Once home to blue-collar watering hole Ira's Bar, this West Loop establishment carries the torch of the old-school Chicago tavern, with up-market flourishes revolving around a 40-foot mahogany bar. Between the handful of tables lounging under the low lighting and three well-placed flat-screen TVs, Third Rail is equally accommodating for the mid-week date and sports-watching night.
The tavern seems to place a greater emphasis on the distilled than the brewed. The shelves on either side of the cash register feature a symmetrically arranged cornucopia of call and premium liquors. And all that hooch is put to good use; the bar offers 14 specialty cocktails, including the Tennessee Kiss, an intriguing blend of single barrel Jack Daniels, Grand Marnier and fruit juices. However, the Ira's Bar crew might have rolled their eyes at the limited beer selection: Draft beers max out at four, and neither pedestrian suds such as PBR, nor fancier brews such as Chimay and Orval, are on offer.

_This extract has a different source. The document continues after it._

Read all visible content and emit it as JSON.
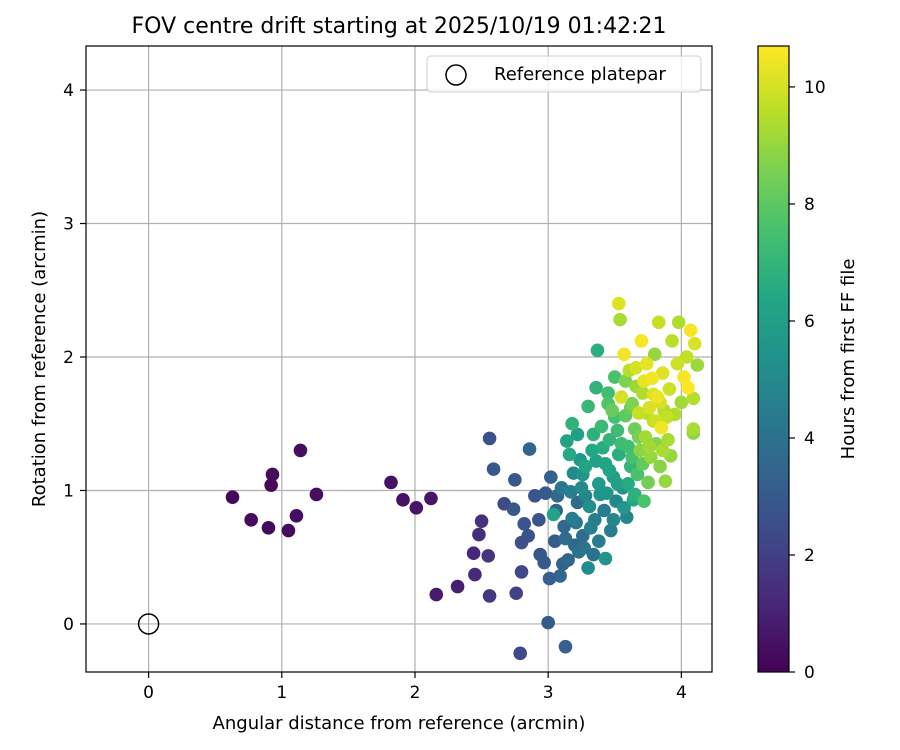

The Third Rail's mix of the familiar and classy extends to the food menu. Old favorites are given interesting twists. For example, the Third Rail's version of the trusty portobello mushroom sandwich comes topped with a whole roasted red pepper and spinach. Perhaps the most striking feature of the food is the price; despite the gourmet touches, all selections are in the $5-$7 range.